Unless earlier terminated, the agreement continues in effect so long as EXUMA or any of its affiliates, licensees or sublicensees are developing or commercializing any EXUMA products in the ACT field or the Company or any of its affiliates, licensees or sublicensees are developing or commercializing any CAB products for any indication outside the ACT field. The agreement may be terminated only by the mutual written agreement of the parties.

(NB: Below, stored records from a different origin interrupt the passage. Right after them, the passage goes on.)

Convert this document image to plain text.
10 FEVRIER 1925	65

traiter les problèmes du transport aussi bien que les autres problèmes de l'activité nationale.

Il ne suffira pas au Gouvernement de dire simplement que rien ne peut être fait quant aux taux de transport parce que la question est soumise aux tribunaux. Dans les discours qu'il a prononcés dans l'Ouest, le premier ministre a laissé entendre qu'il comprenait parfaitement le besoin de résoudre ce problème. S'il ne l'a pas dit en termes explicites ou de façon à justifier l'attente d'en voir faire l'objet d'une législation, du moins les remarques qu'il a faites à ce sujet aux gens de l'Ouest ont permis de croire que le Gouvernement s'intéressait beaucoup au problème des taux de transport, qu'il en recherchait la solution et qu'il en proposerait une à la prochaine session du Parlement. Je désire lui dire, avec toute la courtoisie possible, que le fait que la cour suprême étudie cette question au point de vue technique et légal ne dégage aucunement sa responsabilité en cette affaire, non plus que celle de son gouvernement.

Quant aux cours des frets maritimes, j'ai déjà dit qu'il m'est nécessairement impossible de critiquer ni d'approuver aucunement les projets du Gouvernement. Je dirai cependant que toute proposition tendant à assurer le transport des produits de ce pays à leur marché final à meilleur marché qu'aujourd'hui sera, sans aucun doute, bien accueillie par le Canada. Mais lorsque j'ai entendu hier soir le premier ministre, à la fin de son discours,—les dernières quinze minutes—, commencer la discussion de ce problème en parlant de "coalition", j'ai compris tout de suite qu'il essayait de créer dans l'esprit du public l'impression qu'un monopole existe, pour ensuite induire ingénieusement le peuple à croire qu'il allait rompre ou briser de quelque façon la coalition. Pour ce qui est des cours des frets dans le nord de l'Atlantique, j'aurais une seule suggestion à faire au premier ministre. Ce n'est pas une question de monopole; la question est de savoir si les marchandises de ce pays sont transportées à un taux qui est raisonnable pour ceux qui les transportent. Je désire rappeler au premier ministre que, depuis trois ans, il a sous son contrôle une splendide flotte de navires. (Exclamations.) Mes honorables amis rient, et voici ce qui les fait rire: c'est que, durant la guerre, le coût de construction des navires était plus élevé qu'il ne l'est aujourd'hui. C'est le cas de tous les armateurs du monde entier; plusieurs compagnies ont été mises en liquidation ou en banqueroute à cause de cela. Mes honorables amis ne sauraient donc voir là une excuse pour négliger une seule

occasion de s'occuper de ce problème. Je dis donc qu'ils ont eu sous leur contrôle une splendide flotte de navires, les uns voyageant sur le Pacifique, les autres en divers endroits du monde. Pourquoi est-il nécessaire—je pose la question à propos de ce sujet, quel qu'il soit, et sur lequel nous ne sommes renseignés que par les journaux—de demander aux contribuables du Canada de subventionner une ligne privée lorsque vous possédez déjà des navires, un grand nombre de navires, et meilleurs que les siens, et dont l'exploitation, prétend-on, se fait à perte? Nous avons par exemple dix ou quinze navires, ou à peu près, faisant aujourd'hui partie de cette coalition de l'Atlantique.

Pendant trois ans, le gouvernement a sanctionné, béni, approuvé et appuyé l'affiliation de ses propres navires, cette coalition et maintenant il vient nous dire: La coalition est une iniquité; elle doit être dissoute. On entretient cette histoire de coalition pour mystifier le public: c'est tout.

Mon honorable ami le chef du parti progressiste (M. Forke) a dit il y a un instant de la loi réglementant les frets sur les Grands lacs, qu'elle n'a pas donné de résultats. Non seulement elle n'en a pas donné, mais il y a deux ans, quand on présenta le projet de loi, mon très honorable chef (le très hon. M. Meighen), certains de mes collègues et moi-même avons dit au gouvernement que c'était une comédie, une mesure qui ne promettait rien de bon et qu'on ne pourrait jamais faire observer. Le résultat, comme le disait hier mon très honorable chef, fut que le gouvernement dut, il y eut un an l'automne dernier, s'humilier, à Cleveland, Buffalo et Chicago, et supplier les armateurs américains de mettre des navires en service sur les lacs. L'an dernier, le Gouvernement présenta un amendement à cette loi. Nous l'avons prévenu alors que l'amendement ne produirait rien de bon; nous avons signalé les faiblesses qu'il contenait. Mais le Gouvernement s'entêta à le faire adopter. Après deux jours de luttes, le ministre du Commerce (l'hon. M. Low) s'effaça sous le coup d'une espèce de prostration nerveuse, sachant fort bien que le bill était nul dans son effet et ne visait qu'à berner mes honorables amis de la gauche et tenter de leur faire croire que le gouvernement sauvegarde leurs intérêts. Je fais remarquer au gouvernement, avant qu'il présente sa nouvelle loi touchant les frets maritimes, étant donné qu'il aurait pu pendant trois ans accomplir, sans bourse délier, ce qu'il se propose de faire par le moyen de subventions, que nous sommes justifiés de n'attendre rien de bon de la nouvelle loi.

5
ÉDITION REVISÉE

In November 2019, the Company entered into an Amended and Restated Exclusive License Agreement with EXUMA (the “Amended and Restated EXUMA License”). The Amended and Restated EXUMA License limits CAB ACT products to four specified targets. EXUMA is a VIE, and the Company has a variable interest in EXUMA due to its right to receive royalties during the royalty term under the Amended and Restated EXUMA License. The Company has no equity ownership in EXUMA, no representation on the EXUMA board of directors, and the Amended and Restated EXUMA License does not provide the Company with the ability to make decisions regarding the execution of business strategy that most significantly impact the economic performance of EXUMA. The Company has not funded and has no commitment to fund EXUMA’s losses, and has no exposure to loss as a result of its Amended and Restated EXUMA License. As of December 31, 2022 and 2021, the Company has determined it is not the primary beneficiary of EXUMA and, as such, the Company does not consolidate EXUMA. The Company’s financial statements do not include any assets or liabilities related to the Amended and Restated EXUMA License at December 31, 2022 and 2021.

Service Contracts

Prior to developing its own programs, the Company entered into various fixed price research services contracts. In connection with these service contracts, the Company may receive future milestone payments if certain clinical, regulatory and commercialization milestones are achieved. The Company is also eligible to receive royalties based on certain product sales. The Company recognized revenue of $0.3 million for the year ended December 31, 2021, related to the achievement of a clinical milestone on a fixed price service contract.